Though, not an event as important as his cousin’s wedding day
Not a decision as burdensome as committing to a house loan
But not as insignificant as making a choice of which set meal to have, while standing at the fast food counter; of which beer to buy, while cool air from the chiller rush onto him

To buy a bicycle, is an event:
Some persuasions, Dad…
Some promises kept, since you did well, son…
A present.
But don’t cycle too far… not on the roads… only weekends...

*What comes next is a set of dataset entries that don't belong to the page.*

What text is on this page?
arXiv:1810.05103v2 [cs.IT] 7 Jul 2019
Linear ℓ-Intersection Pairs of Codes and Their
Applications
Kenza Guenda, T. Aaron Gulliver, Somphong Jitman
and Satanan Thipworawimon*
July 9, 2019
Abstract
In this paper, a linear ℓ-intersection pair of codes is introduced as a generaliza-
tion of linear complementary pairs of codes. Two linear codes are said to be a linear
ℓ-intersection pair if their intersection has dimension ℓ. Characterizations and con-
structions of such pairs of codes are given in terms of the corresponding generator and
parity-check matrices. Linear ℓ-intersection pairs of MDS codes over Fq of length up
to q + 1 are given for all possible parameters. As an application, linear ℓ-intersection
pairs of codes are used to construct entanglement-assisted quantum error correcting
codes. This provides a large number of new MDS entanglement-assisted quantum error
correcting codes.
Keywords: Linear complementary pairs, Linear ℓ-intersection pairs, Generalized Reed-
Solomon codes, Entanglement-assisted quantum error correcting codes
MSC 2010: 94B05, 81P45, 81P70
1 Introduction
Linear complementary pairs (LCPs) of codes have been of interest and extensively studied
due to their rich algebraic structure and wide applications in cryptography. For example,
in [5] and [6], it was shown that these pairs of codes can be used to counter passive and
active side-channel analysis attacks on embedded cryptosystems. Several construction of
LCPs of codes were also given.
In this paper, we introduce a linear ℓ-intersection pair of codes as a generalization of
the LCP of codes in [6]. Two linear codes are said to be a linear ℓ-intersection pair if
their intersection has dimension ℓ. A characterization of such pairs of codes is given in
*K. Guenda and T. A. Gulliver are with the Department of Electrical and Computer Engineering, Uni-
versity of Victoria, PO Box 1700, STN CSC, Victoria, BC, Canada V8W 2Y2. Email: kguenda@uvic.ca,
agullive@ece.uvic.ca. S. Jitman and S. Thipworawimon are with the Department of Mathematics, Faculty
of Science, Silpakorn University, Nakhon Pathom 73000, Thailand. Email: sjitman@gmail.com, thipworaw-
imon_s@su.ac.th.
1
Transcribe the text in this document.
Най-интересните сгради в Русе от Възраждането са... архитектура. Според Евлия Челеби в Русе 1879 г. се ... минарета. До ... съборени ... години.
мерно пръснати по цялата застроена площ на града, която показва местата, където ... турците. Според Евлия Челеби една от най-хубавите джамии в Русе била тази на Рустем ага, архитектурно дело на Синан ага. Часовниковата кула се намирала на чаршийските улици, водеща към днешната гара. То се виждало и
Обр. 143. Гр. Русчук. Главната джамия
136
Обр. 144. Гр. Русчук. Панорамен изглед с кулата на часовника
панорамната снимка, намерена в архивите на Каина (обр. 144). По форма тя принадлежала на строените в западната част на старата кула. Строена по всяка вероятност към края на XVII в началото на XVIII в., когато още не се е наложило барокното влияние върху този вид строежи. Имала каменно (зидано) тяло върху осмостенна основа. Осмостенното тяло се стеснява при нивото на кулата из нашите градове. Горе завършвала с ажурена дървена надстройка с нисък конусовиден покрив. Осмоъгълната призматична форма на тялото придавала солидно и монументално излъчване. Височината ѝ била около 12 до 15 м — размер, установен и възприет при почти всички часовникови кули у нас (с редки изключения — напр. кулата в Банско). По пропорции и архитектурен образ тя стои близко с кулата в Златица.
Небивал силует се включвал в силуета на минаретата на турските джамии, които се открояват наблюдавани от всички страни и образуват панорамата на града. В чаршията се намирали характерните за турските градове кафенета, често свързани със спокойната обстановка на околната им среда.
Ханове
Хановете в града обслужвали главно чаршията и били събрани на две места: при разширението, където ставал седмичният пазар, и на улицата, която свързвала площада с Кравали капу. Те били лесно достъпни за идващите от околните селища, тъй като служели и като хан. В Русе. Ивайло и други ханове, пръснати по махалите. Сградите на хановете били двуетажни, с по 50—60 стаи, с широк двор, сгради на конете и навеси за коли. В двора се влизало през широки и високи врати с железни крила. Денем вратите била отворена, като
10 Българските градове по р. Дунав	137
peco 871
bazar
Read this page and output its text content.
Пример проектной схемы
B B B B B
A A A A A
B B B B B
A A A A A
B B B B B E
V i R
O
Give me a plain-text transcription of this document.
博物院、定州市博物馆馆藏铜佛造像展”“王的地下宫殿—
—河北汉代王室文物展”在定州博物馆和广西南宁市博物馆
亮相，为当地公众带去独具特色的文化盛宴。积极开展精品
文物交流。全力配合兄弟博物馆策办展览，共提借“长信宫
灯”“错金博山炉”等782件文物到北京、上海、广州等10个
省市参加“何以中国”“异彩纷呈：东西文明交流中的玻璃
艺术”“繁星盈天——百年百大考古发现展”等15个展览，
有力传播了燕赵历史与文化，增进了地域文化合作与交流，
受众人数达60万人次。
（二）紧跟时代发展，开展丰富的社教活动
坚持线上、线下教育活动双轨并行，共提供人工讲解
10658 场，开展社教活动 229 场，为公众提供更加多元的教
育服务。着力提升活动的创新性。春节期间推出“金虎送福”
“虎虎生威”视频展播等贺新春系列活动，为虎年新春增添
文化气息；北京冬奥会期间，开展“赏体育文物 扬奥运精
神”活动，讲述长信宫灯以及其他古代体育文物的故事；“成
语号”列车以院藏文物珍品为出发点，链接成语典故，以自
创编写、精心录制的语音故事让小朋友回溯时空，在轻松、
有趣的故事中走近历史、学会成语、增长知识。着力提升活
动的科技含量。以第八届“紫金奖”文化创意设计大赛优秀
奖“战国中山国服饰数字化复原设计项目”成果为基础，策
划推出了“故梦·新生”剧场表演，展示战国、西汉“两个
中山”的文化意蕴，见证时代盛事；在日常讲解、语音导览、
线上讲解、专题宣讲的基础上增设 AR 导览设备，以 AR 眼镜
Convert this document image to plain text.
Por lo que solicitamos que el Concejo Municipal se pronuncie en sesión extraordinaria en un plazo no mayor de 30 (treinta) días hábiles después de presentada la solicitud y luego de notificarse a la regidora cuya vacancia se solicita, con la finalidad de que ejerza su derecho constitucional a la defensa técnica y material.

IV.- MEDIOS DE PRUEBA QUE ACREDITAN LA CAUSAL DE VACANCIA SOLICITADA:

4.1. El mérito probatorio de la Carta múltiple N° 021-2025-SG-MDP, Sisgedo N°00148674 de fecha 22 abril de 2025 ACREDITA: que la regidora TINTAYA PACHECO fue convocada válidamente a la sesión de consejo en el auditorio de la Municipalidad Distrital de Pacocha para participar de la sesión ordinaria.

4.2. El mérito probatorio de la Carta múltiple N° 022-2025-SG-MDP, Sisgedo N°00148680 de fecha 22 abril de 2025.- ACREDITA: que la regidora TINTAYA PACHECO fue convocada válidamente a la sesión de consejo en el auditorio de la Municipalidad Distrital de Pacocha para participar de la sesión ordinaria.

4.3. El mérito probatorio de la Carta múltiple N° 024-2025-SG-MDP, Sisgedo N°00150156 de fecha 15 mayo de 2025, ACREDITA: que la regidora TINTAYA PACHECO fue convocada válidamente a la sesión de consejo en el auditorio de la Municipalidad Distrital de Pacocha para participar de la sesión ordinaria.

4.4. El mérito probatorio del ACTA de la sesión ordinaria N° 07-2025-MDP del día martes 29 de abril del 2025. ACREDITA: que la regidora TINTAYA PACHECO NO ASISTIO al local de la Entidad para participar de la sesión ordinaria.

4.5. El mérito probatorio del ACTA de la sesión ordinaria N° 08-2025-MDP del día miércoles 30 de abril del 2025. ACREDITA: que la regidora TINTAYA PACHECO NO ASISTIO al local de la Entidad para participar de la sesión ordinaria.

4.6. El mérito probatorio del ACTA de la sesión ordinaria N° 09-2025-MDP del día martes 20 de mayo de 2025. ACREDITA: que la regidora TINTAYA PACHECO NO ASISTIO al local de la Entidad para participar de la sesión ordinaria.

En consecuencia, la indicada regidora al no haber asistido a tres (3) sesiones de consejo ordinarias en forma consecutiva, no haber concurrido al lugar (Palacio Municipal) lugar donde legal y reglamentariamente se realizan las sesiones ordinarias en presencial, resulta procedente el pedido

‘It was another afternoon after school. Tommy was on the bicycle chained to one of the pipes ‘decorating’ the wall outside the flat. He was pedalling furiously, although he could only pedal anticlockwise. The few times he tried moving forward, there were always the stolid pulls. At such moments, he was the surrogate soul of this wilful bicycle leashed to the metal pipe. He had yet to learn about the difference between the conduit that sends the shit away and the one that brings water in, but he was already well-acquainted with the pipe’s uncompromising character, like the pillars, walls and locked doors. This was he closet he ever felt to the tug a pet dog suffers when taken out for a walk. This was also an initiation to a category of worldly experiences: the-impossibility-of-forward-movement-consoled-by-stationary-rotations.

“What an effective fight against time and linearity, Tommy. I did that as well when I was young.”

He was not listening to Young Relative. Instead, Tommy was reminded when he last did that, his playmate, Cindy nagged, in the tone of an under-aged Auntie, “ Hey, my daddy says the chain will be loose if you do this!’ He was transgressing against what she admonished like a dictum.

When he is older, he would say, “Why is there always something for others to say whenever he is having fun on his bicycle?”

He would write, how when he was tired of this stagnant anti-clockwise exercise, he would tilt up the rear of the bike. With the wheel, few degrees from the ground, he wound the disc crank with his hand. It is quite hypnotic to gaze at the 36 spokes glitter, when spun. But more often he was reminded of the view of the Ferris wheel from the highway, but a Ferris wheel gone crazy, turning like wheels of the cars travelling alongside. Piercing the inside of the rim and converging at the hub, he would recall the temptation to hurt himself by placing his finger between the symmetrically arranged spokes. '

IV
The bicycle was an integral part of that year’s resolution, to exercise more often; a part of the crazy idea to cycle to work…

…the space it occupied inside or right outside the house

Mcluhan was concerned with how it is an extension of our legs;
W. read it as an epitome of relation, of many failed or abandoned relationships, the rusty, dusty skeleton of memories and afternoons which had made him sick.